Saint-Office, deuxième avis du Père Augustin Bea, (17/10/1952)

    De Wiki Maria Valtorta
    Second rapport du Père Augustin Bea, 17 octobre 1952

    Cet avis du Père Augustin Bea sj, est remis à la demande expresse du Saint-Office dans la suite de la pétition au Saint-Père qu'avait déposée, quelques mois auparavant, Mgr Alfonso Carinci et huit autres "personnalités illustres " dont le Père Bea lui-même.
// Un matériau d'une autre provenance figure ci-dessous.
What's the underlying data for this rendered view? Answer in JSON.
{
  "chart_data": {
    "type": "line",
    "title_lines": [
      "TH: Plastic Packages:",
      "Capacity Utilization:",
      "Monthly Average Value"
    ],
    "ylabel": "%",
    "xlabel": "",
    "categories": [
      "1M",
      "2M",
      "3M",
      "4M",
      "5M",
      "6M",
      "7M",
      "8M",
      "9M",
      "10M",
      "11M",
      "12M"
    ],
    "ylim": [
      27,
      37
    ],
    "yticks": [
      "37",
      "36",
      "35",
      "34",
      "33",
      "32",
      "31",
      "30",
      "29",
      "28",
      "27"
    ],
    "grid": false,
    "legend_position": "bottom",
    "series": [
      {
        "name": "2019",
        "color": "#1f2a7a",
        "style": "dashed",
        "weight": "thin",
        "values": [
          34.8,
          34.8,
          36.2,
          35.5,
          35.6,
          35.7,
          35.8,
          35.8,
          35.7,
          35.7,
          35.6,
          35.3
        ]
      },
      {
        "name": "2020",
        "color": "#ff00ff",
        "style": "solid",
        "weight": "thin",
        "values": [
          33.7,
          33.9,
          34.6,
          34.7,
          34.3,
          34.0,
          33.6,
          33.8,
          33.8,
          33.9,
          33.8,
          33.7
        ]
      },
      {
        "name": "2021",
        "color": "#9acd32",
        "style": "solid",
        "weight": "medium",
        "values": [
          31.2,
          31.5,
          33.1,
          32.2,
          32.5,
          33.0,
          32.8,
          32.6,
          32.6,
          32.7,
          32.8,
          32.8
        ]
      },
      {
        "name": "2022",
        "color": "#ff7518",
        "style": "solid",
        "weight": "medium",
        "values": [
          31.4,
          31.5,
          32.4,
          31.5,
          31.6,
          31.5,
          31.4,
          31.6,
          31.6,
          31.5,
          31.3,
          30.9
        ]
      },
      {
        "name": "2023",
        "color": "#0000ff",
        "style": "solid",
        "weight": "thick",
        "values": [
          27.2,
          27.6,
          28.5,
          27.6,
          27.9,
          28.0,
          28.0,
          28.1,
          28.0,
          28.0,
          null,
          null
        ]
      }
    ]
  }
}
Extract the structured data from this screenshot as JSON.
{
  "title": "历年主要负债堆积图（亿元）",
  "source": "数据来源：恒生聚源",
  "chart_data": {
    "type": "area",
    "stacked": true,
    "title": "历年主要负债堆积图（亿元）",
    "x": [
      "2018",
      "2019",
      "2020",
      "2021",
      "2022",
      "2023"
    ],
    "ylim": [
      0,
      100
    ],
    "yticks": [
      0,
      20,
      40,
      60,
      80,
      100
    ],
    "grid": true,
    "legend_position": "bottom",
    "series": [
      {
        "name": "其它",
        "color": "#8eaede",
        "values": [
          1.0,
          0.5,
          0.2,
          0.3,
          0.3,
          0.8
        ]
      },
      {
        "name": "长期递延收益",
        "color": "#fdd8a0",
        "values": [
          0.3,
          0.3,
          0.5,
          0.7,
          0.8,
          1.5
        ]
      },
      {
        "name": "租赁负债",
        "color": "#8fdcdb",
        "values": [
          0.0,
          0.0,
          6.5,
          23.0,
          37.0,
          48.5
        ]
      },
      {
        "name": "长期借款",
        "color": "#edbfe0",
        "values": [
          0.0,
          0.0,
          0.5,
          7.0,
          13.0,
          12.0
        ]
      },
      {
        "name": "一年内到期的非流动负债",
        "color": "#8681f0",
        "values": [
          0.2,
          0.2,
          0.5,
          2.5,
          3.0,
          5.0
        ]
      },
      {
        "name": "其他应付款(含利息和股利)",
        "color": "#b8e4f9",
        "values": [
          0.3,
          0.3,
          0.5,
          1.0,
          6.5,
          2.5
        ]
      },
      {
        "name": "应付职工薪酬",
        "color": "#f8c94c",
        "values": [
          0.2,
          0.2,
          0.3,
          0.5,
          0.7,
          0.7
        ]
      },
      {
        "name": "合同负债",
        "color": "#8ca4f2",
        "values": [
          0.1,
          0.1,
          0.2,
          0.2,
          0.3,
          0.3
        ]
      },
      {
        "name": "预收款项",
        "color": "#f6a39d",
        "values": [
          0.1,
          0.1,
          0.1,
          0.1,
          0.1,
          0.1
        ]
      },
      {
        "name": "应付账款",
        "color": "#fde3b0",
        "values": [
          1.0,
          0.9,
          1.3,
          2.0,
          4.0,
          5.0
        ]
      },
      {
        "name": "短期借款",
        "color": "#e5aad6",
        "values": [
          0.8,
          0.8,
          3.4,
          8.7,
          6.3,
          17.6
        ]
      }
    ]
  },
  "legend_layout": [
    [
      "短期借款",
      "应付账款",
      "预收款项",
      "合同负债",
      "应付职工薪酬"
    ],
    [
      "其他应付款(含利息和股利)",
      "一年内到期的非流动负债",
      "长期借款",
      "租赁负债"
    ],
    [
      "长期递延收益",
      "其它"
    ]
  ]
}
Cet avis se présente comme un "voto (vote)" alors que celui du Père Alberto Vaccari sj, se présentait comme un "parere (opinion)". Si ce dernier exprime l'opinion d'un expert, celui du Père Augustin Bea a un aspect plus formel en vue d'une décision officielle (in decisis) qu'il exprime en conclusion (p. 77) :

    1. "on ne peut pas publier l’œuvre telle quelle à cause des difficultés[1] théologiques et exégétiques qui ont été exposées."
    2. Corriger ces difficultés reviendrait à écrire une nouvelle œuvre.
    3. On pourrait publier les meilleurs morceaux "mais cette concession serait inopportune étant donnée la ferveur intempestive et imprudente de ceux qui sont pour cette œuvre".
    4. "Aux Révérends Pères Servites qui jusqu’ici se sont intéressés à l’œuvre[2], on devrait donner un grave avertissement avec interdiction d’être en faveur de l’œuvre, aussi bien publiquement qu’en privé".

    Le Père Bea avait été frappé par les connaissances exégétiques dont Maria Valtorta faisait preuve. Il n'en faisait pas une œuvre inspirée, mais un bon livre de vulgarisation dont il recommandait la publication sans tous les descriptifs qu'il contenait[3]. Dans cette nouvelle étude, pris de trop de doutes, il tranche pour le délaissement intégral de l'œuvre.

    Éléments de contexte[modifier | modifier le wikicode]

    Ce document, par sa nature, son contenu, son destinataire et ses conclusions, prouve que la décision n'avait pas été prise auparavant. Ce qui invalide de ce fait:

    • La thèse selon laquelle la décision d'interdire aurait été prise antérieurement, le 17 février 1949 avec l'adhésion du Saint-Père.
    • La légitimité de l'entretien de Mgr Giovanni Pepe du 22 février 1949 demandant au Père Berti de ne pas publier l'œuvre en plus que de remettre les manuscrits.

    Cela explique aussi que l'article de l'Osservatore romano de 1960 commentant à la mise à l'Index se réfère imprécisément et de façon inaccoutumée à "des souvenirs d’il y a environ une dizaine d’années"[4]. C'est donc à tort que l'on traduit ce flou par "1949" puisqu'en 1952 l'œuvre est toujours en examen. Cela confirme que la décision du Saint-Office de 1959 ne se référait qu'à son propre avis non validé par le Saint-Père à l'époque, comme de droit[5].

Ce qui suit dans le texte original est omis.